Rather than taking the message of Orientalism and recognizing the limits of generalization and dichotomization, I believe that some faculty and staff members are doubling down on binary characterization of the East and West, both on Israel-Palestine and on other matters. For example, I found the “Deconstructing Pinkwashing” event to not simply “unpack the usage of Pinkwashing” by deconstructing Israeli propaganda as advertised, but also make oversimplifications that homophobia is simply a white European phenomenon that was exported to the Arab and Muslim worlds through European colonialism. On advertising materials, the Arabic Department; Global Studies Department; Lecture Committee; and Office of Diversity, Equity, and Inclusion helped “make this event possible.”
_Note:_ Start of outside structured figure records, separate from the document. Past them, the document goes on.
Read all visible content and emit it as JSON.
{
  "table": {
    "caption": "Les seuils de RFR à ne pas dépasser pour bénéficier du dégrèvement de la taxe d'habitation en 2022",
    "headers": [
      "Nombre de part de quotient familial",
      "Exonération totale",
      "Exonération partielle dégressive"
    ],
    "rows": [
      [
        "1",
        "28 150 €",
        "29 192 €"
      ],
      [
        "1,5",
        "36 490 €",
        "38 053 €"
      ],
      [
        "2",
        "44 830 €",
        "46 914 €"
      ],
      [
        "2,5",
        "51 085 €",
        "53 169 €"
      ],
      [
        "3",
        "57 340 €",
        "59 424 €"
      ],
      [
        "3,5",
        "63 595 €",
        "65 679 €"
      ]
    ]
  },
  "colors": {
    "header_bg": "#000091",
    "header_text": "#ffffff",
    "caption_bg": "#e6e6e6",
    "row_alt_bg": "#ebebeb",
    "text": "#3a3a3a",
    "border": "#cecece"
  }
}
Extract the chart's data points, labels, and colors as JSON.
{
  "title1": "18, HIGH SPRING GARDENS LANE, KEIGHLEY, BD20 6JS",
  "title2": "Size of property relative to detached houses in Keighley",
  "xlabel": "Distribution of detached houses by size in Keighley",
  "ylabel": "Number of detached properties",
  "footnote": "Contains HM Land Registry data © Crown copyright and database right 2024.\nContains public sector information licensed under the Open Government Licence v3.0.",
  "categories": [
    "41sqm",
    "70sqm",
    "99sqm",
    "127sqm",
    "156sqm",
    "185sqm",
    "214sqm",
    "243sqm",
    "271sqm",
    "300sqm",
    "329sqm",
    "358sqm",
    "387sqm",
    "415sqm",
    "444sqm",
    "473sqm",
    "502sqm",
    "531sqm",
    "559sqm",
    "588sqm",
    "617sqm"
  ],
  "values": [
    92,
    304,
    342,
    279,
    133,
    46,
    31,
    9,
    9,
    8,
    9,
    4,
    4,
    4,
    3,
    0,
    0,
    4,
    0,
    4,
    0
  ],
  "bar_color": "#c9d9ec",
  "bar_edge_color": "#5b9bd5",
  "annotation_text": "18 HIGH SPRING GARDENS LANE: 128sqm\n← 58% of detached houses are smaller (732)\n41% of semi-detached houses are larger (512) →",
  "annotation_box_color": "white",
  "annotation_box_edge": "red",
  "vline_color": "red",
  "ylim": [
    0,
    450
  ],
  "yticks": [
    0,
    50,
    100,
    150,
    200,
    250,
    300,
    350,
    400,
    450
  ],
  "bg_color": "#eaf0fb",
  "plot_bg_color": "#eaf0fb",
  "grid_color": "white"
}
This approach may be a well-meaning attempt at countering harmful narratives in academia and in the media, but I do not believe that it is reflective of the approach that Said took. In the article “Orientalism Reconsidered,” Said expresses his desire to move beyond binary thinking, taking “the extreme position of entirely refusing designations like ‘Orient’ and ‘Occident.’”
Said supported efforts to bring Israelis and Palestinians together. In The End of the Peace Process, Said calls on Palestinians “to express their case directly to Israelis in public forums” by adopting “a strategy with like-minded Israelis.” One of the projects that Said undertook in his final years was the founding of the West-Eastern Divan orchestra with Daniel Barenboim in order to promote intercultural dialogue between Arab, Israeli, and Palestinian musicians, alongside musicians of other origins.
In “Music at the Limits,” Said expresses his opposition to complete anti-normalization, writing, “It has been a stupid and wasteful policy for so many years to use phrases like ‘the Zionist entity’ and completely refuse to understand and analyze Israel and Israelis.”
“The point is not simply to belong to one side or the other because one is told to be, but to choose carefully and to make judgements that render what is just and due to every aspect of the situation,” Said wrote. “The purpose of education is not to accumulate facts or memorize the ‘correct’ answer, but rather to learn how to think critically for oneself and to understand the meaning of things for oneself,” Said continues, echoing the College’s stated mission of encouraging students “to seek out criticism of their own ideas, and to appreciate the virtues of personal and intellectual humility.”
SJP has every right to express its opinions on this campus. But, I believe that faculty and staff engagement in the programming of SJP, a group that fundamentally opposes dialogue, is undermining the College’s stated mission “to open minds and deepen human empathy,” recognizing that “so many of the world’s problems — from racism, to sectarian and nationalistic violence, to everyday forms of disrespect — stem from a failure to imagine our way into the lives of other people, a failure to understand the beliefs and contingencies that shape their lives, a failure to hear the stories that other people are trying to tell us.”
I commend the faculty and staff who continue to live up to the College’s stated mission at all times, and I look forward to seeing the College recommit itself to its values.
Jonathan Breibart ’24 is a political science, classics, and Arabic studies triple major and is from London, U.K.